Re: GZDoom Project Brutality - Lag and Performance Issues

Post by Guest »

Thanks Wildweasel, I think you're spot on. I've had a lot of discussions with dev buddies over the last few days and they all came to a similar conclusion, that it is likely the single core vs. multi-core processor that is the cause for the relative slowdown. The new processor is an Intel i7-1065G7 CPU @ 1.30GHz, and the previous is a dual-core at 2.70 Ghz. While the clock multiplier is still higher with the newer CPU, the single core speed of the older processor is indeed still quicker, and in tests seemed to show a better use of a single core on the older chip while the newer one chugged along still largely using a single core as well.

Regarding the dual GPU setup, I'm fairly sure that there's no way to "extricate" the Intel Iris onboard GPU from the equation, and it's essentially a butler for the Geforce GPU anyway which is the one doing the real work.

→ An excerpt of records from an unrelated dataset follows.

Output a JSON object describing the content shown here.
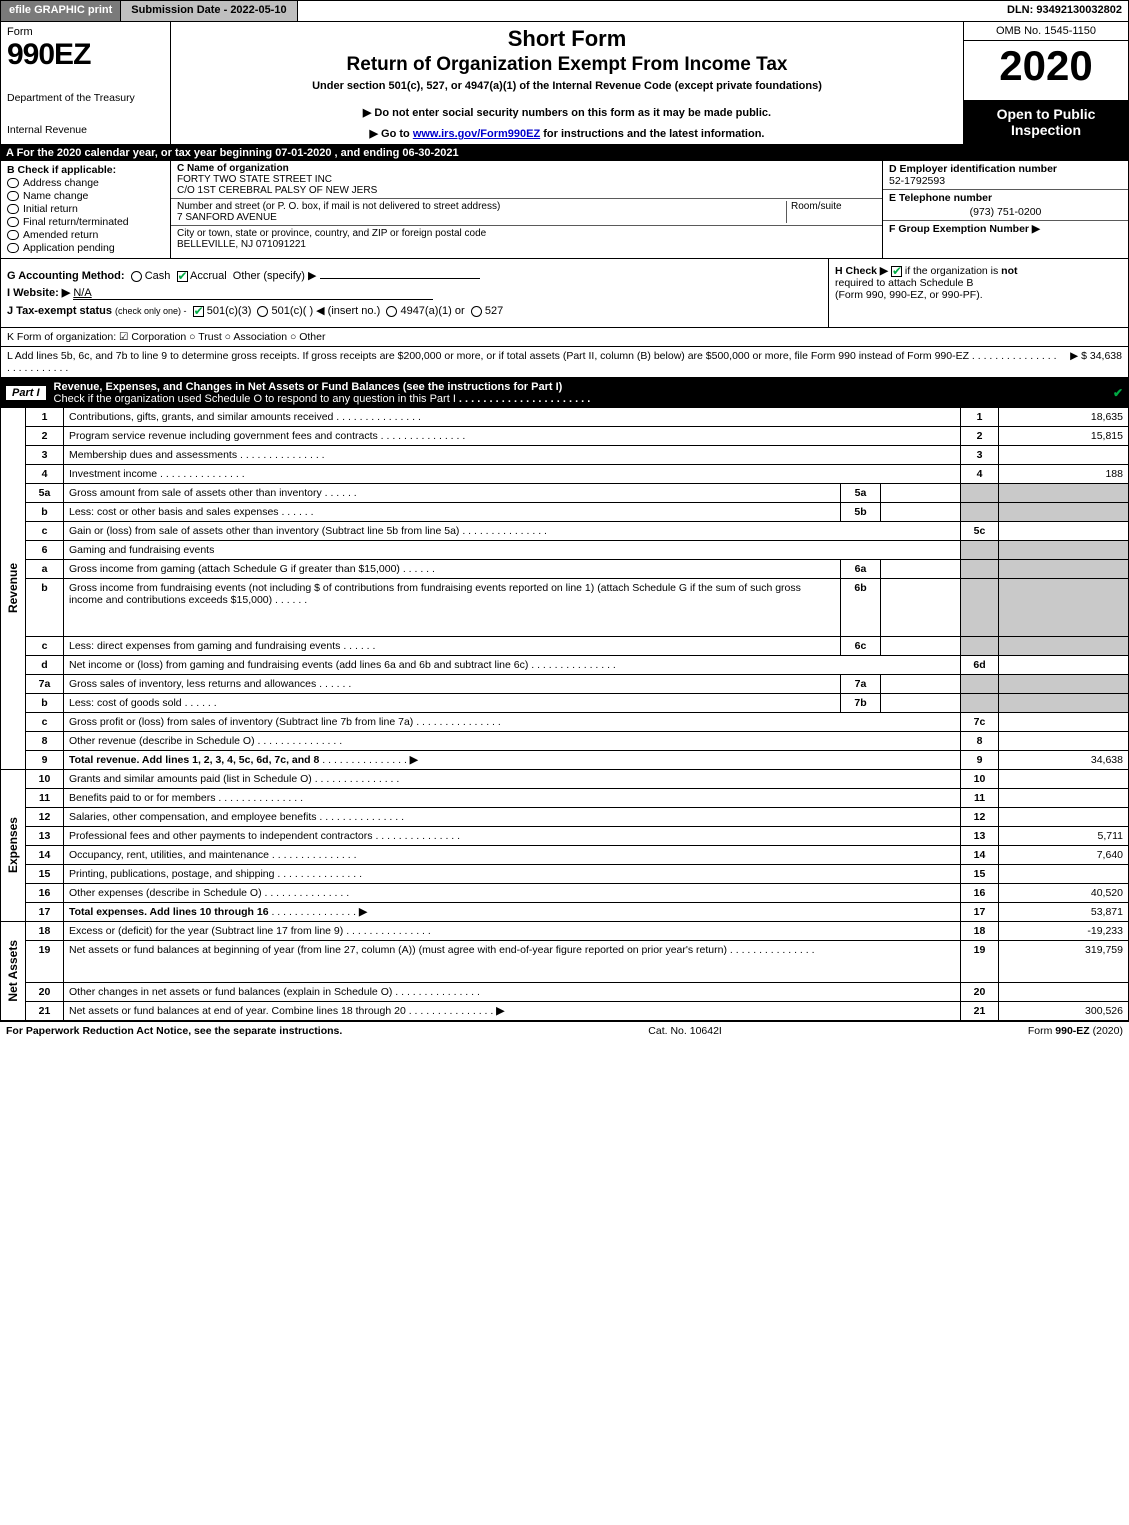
{
  "top_bar": {
    "efile": "efile GRAPHIC print",
    "submission": "Submission Date - 2022-05-10",
    "dln": "DLN: 93492130032802"
  },
  "header": {
    "form_label": "Form",
    "form_number": "990EZ",
    "dept1": "Department of the Treasury",
    "dept2": "Internal Revenue",
    "short_form": "Short Form",
    "return_line": "Return of Organization Exempt From Income Tax",
    "under": "Under section 501(c), 527, or 4947(a)(1) of the Internal Revenue Code (except private foundations)",
    "donot": "▶ Do not enter social security numbers on this form as it may be made public.",
    "goto_pre": "▶ Go to ",
    "goto_link": "www.irs.gov/Form990EZ",
    "goto_post": " for instructions and the latest information.",
    "omb": "OMB No. 1545-1150",
    "year": "2020",
    "open": "Open to Public Inspection"
  },
  "row_a": "A   For the 2020 calendar year, or tax year beginning 07-01-2020 , and ending 06-30-2021",
  "col_b": {
    "label": "B  Check if applicable:",
    "opts": [
      "Address change",
      "Name change",
      "Initial return",
      "Final return/terminated",
      "Amended return",
      "Application pending"
    ]
  },
  "col_c": {
    "name_lbl": "C Name of organization",
    "name1": "FORTY TWO STATE STREET INC",
    "name2": "C/O 1ST CEREBRAL PALSY OF NEW JERS",
    "street_lbl": "Number and street (or P. O. box, if mail is not delivered to street address)",
    "room_lbl": "Room/suite",
    "street": "7 SANFORD AVENUE",
    "city_lbl": "City or town, state or province, country, and ZIP or foreign postal code",
    "city": "BELLEVILLE, NJ  071091221"
  },
  "col_de": {
    "d_lbl": "D Employer identification number",
    "d_val": "52-1792593",
    "e_lbl": "E Telephone number",
    "e_val": "(973) 751-0200",
    "f_lbl": "F Group Exemption Number  ▶"
  },
  "row_g": {
    "g_label": "G Accounting Method:",
    "g_cash": "Cash",
    "g_accrual": "Accrual",
    "g_other": "Other (specify) ▶",
    "i_label": "I Website: ▶",
    "i_val": "N/A",
    "j_label": "J Tax-exempt status",
    "j_small": "(check only one) -",
    "j_501c3": "501(c)(3)",
    "j_501c": "501(c)(   ) ◀ (insert no.)",
    "j_4947": "4947(a)(1) or",
    "j_527": "527"
  },
  "row_h": {
    "h_label": "H  Check ▶",
    "h_text1": " if the organization is ",
    "h_not": "not",
    "h_text2": " required to attach Schedule B",
    "h_text3": "(Form 990, 990-EZ, or 990-PF)."
  },
  "row_k": "K Form of organization:   ☑ Corporation   ○ Trust   ○ Association   ○ Other",
  "row_l": {
    "text": "L Add lines 5b, 6c, and 7b to line 9 to determine gross receipts. If gross receipts are $200,000 or more, or if total assets (Part II, column (B) below) are $500,000 or more, file Form 990 instead of Form 990-EZ",
    "amt": "▶ $ 34,638"
  },
  "part1": {
    "label": "Part I",
    "title": "Revenue, Expenses, and Changes in Net Assets or Fund Balances (see the instructions for Part I)",
    "sub": "Check if the organization used Schedule O to respond to any question in this Part I",
    "checked": true
  },
  "sections": {
    "revenue": "Revenue",
    "expenses": "Expenses",
    "netassets": "Net Assets"
  },
  "lines": [
    {
      "n": "1",
      "d": "Contributions, gifts, grants, and similar amounts received",
      "r": "1",
      "a": "18,635"
    },
    {
      "n": "2",
      "d": "Program service revenue including government fees and contracts",
      "r": "2",
      "a": "15,815"
    },
    {
      "n": "3",
      "d": "Membership dues and assessments",
      "r": "3",
      "a": ""
    },
    {
      "n": "4",
      "d": "Investment income",
      "r": "4",
      "a": "188"
    },
    {
      "n": "5a",
      "d": "Gross amount from sale of assets other than inventory",
      "box": "5a",
      "boxv": "",
      "shaded_r": true
    },
    {
      "n": "b",
      "d": "Less: cost or other basis and sales expenses",
      "box": "5b",
      "boxv": "",
      "shaded_r": true
    },
    {
      "n": "c",
      "d": "Gain or (loss) from sale of assets other than inventory (Subtract line 5b from line 5a)",
      "r": "5c",
      "a": ""
    },
    {
      "n": "6",
      "d": "Gaming and fundraising events",
      "shaded_r": true,
      "noboxes": true
    },
    {
      "n": "a",
      "d": "Gross income from gaming (attach Schedule G if greater than $15,000)",
      "box": "6a",
      "boxv": "",
      "shaded_r": true
    },
    {
      "n": "b",
      "d": "Gross income from fundraising events (not including $                    of contributions from fundraising events reported on line 1) (attach Schedule G if the sum of such gross income and contributions exceeds $15,000)",
      "box": "6b",
      "boxv": "",
      "shaded_r": true,
      "tall": true
    },
    {
      "n": "c",
      "d": "Less: direct expenses from gaming and fundraising events",
      "box": "6c",
      "boxv": "",
      "shaded_r": true
    },
    {
      "n": "d",
      "d": "Net income or (loss) from gaming and fundraising events (add lines 6a and 6b and subtract line 6c)",
      "r": "6d",
      "a": ""
    },
    {
      "n": "7a",
      "d": "Gross sales of inventory, less returns and allowances",
      "box": "7a",
      "boxv": "",
      "shaded_r": true
    },
    {
      "n": "b",
      "d": "Less: cost of goods sold",
      "box": "7b",
      "boxv": "",
      "shaded_r": true
    },
    {
      "n": "c",
      "d": "Gross profit or (loss) from sales of inventory (Subtract line 7b from line 7a)",
      "r": "7c",
      "a": ""
    },
    {
      "n": "8",
      "d": "Other revenue (describe in Schedule O)",
      "r": "8",
      "a": ""
    },
    {
      "n": "9",
      "d": "Total revenue. Add lines 1, 2, 3, 4, 5c, 6d, 7c, and 8",
      "r": "9",
      "a": "34,638",
      "bold": true,
      "arrow": true
    }
  ],
  "exp_lines": [
    {
      "n": "10",
      "d": "Grants and similar amounts paid (list in Schedule O)",
      "r": "10",
      "a": ""
    },
    {
      "n": "11",
      "d": "Benefits paid to or for members",
      "r": "11",
      "a": ""
    },
    {
      "n": "12",
      "d": "Salaries, other compensation, and employee benefits",
      "r": "12",
      "a": ""
    },
    {
      "n": "13",
      "d": "Professional fees and other payments to independent contractors",
      "r": "13",
      "a": "5,711"
    },
    {
      "n": "14",
      "d": "Occupancy, rent, utilities, and maintenance",
      "r": "14",
      "a": "7,640"
    },
    {
      "n": "15",
      "d": "Printing, publications, postage, and shipping",
      "r": "15",
      "a": ""
    },
    {
      "n": "16",
      "d": "Other expenses (describe in Schedule O)",
      "r": "16",
      "a": "40,520"
    },
    {
      "n": "17",
      "d": "Total expenses. Add lines 10 through 16",
      "r": "17",
      "a": "53,871",
      "bold": true,
      "arrow": true
    }
  ],
  "na_lines": [
    {
      "n": "18",
      "d": "Excess or (deficit) for the year (Subtract line 17 from line 9)",
      "r": "18",
      "a": "-19,233"
    },
    {
      "n": "19",
      "d": "Net assets or fund balances at beginning of year (from line 27, column (A)) (must agree with end-of-year figure reported on prior year's return)",
      "r": "19",
      "a": "319,759",
      "tall": true
    },
    {
      "n": "20",
      "d": "Other changes in net assets or fund balances (explain in Schedule O)",
      "r": "20",
      "a": ""
    },
    {
      "n": "21",
      "d": "Net assets or fund balances at end of year. Combine lines 18 through 20",
      "r": "21",
      "a": "300,526",
      "arrow": true
    }
  ],
  "footer": {
    "left": "For Paperwork Reduction Act Notice, see the separate instructions.",
    "center": "Cat. No. 10642I",
    "right": "Form 990-EZ (2020)"
  }
}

I ended up forcing the "High performance" card usage in Windows thinking this might force the Geforce card's usage as the primary GPU across all applications, but again no way to be sure if this is actually happening, and if the bottleneck is in the passing of instructions between cards or some such. Even disabling the Iris card specifically results in GZDoom crashing out on startup citing an OpenGL error, regardless of whether the Geforce card has the capability, meaning that it is still receiving some instruction from the Iris card. There might be some way to force it on boot, but I still feel like the CPU is the main culprit in this situation.

Thanks for the additional insight though, makes me feel a little less like I'm just going mad and imagining all of this.